New-NetFirewallRule -Name "sshd-all" -DisplayName "OpenSSH Server (all interfaces)" -Enabled True -Direction Inbound -Protocol TCP -Action Allow -LocalPort 22 -Profile Any

Connection refused

Cause: sshd not running.

Fix:

Start-Service sshd
Set-Service -Name sshd -StartupType Automatic

Key is offered but rejected (Permission denied)

Most common cause: Wrong file permissions on authorized_keys.

Fix for admin users:

icacls "C:\ProgramData\ssh\administrators_authorized_keys" /inheritance:r /grant "SYSTEM:(F)" /grant "Administrators:(F)"
Restart-Service sshd

Verbose debugging from client side:

ssh -v -i ~/.ssh/id_backup -o BatchMode=yes user@host "echo ok" 2>&1 | grep -i "offer\|denied\|auth"

Look for:

Mapped drives not accessible via SSH

Windows maps network drives per-login-session. SSH sessions don’t inherit them.

Workaround: Use UNC paths or local drive letters:

# Instead of S:\backup
ssh user@host "dir \\\\10.x.x.x\\share\\path"

# Or access local drives directly
ssh user@host "dir D:\\cfops-share\\current"
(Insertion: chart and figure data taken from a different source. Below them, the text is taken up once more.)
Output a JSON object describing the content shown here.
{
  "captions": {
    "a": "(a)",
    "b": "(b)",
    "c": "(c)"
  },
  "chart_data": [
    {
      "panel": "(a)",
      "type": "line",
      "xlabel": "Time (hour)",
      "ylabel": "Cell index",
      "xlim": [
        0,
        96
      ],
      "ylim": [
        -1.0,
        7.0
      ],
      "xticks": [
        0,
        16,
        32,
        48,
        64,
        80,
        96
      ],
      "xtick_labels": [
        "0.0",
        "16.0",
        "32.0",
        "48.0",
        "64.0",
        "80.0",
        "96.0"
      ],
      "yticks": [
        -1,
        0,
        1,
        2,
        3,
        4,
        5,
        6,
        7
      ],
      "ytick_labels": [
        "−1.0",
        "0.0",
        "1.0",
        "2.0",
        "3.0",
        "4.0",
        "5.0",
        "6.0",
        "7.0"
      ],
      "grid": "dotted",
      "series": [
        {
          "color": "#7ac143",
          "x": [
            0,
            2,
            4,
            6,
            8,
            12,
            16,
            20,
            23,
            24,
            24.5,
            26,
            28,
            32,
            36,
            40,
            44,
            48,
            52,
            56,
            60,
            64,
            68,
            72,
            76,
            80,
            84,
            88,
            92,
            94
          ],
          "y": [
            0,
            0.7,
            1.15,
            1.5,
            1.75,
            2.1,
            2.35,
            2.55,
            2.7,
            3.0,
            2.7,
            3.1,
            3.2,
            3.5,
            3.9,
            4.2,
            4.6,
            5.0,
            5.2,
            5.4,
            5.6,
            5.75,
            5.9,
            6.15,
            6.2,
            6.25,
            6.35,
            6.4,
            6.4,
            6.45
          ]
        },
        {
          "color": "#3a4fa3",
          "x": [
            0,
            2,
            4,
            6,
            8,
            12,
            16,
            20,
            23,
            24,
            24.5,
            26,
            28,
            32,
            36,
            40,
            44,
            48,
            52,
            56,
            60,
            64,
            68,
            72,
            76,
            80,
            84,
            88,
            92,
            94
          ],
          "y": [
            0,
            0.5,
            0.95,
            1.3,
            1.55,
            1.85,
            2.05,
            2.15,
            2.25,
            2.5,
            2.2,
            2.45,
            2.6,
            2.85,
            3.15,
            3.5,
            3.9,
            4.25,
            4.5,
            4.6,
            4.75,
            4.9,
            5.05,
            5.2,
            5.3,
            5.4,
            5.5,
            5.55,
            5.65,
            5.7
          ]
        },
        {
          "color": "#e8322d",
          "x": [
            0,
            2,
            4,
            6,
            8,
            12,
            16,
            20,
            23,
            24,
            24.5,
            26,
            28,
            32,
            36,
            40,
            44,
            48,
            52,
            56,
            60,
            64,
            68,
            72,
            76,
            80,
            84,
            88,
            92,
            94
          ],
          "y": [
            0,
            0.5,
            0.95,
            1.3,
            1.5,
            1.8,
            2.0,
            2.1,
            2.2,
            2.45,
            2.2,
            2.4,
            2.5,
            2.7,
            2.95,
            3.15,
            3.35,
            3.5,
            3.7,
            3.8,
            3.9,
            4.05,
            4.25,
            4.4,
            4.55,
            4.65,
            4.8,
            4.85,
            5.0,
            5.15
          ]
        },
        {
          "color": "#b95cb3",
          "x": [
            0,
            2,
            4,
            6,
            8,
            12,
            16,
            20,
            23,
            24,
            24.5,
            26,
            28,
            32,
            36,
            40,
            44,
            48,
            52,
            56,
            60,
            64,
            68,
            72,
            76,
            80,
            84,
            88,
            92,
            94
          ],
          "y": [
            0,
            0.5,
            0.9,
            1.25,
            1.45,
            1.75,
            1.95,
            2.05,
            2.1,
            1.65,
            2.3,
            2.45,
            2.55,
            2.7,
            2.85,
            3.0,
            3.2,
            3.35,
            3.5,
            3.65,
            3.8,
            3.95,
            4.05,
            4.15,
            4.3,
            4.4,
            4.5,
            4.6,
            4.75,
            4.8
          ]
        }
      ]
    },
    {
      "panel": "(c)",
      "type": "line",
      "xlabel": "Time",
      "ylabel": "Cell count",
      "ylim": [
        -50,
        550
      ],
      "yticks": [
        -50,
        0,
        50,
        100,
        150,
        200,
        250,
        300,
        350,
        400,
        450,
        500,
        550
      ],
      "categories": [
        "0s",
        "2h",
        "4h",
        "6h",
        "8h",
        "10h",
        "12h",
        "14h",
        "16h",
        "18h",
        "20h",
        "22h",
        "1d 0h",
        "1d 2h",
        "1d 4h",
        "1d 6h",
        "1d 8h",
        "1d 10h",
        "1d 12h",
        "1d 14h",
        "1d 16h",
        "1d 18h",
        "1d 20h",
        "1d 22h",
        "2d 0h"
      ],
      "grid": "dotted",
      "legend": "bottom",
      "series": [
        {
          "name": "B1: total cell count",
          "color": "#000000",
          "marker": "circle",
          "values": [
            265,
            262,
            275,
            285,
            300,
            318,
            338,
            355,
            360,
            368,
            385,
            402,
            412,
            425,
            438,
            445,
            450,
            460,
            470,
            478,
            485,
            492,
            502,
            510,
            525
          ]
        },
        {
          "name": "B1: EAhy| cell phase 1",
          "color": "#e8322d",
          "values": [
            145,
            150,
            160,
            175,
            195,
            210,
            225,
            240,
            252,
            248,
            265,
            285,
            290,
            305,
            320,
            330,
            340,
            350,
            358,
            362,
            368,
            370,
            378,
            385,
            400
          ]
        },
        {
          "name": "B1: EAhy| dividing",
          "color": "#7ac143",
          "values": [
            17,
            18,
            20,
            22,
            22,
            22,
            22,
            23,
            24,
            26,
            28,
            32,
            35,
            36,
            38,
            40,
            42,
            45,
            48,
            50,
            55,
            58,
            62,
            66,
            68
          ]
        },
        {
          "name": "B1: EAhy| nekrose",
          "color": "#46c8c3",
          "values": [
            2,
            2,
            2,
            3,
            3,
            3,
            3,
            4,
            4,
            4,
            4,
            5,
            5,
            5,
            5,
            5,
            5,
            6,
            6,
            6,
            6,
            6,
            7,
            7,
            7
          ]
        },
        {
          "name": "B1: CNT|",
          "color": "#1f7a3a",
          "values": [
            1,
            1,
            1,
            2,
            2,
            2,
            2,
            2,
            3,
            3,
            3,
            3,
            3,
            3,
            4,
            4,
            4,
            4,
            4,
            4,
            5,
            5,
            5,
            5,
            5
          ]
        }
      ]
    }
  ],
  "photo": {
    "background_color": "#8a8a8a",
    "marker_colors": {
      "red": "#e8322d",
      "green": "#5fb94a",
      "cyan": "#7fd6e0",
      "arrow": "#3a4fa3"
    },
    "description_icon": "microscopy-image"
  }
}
SSH works but rsync doesn’t

Windows doesn’t have rsync natively. Options:

  1. Install rsync via Cygwin (already on CyberTruck: C:\cygwin64)
  2. Install rsync via WSL
  3. Use scp instead (simpler, no delta sync)
  4. Use PowerShell Copy-Item via SSH for simple copies

Security Considerations

Integration with Federation Monitoring

Once SSH is working, the coordination layer can:

# Check disk space
ssh -i ~/.ssh/id_backup user@host "wmic logicaldisk get caption,freespace,size"

# Verify backup files exist
ssh -i ~/.ssh/id_backup user@host "dir D:\\backups\\*.tar"

# Check VM status (Hyper-V)
ssh -i ~/.ssh/id_backup user@host "powershell Get-VM | Select Name,State"

# Process audit
ssh -i ~/.ssh/id_backup user@host "tasklist /FI \"MEMUSAGE gt 500000\" /FO CSV /NH"

Default shell fix (WSL conflict)

If SSH connects but commands fail with Invalid command line argument: -c or Please use 'wsl.exe --help', the default shell is set to WSL instead of PowerShell/cmd.

Symptom:

$ ssh ghadmin@10.147.17.165 "hostname"
Invalid command line argument: -c
Please use 'wsl.exe --help' to get a list of supported arguments.

Fix (PowerShell as admin on the target machine):

# Set PowerShell as default SSH shell
New-ItemProperty -Path "HKLM:\SOFTWARE\OpenSSH" -Name DefaultShell -Value "C:\Windows\System32\WindowsPowerShell\v1.0\powershell.exe" -PropertyType String -Force

# Restart SSH service
Restart-Service sshd

Verify:

ssh ghadmin@10.147.17.165 "hostname"
# Should return the hostname, not a WSL error

Why this happens: Windows with WSL installed may default SSH sessions to the WSL shell. The registry key overrides this to use PowerShell for all SSH connections.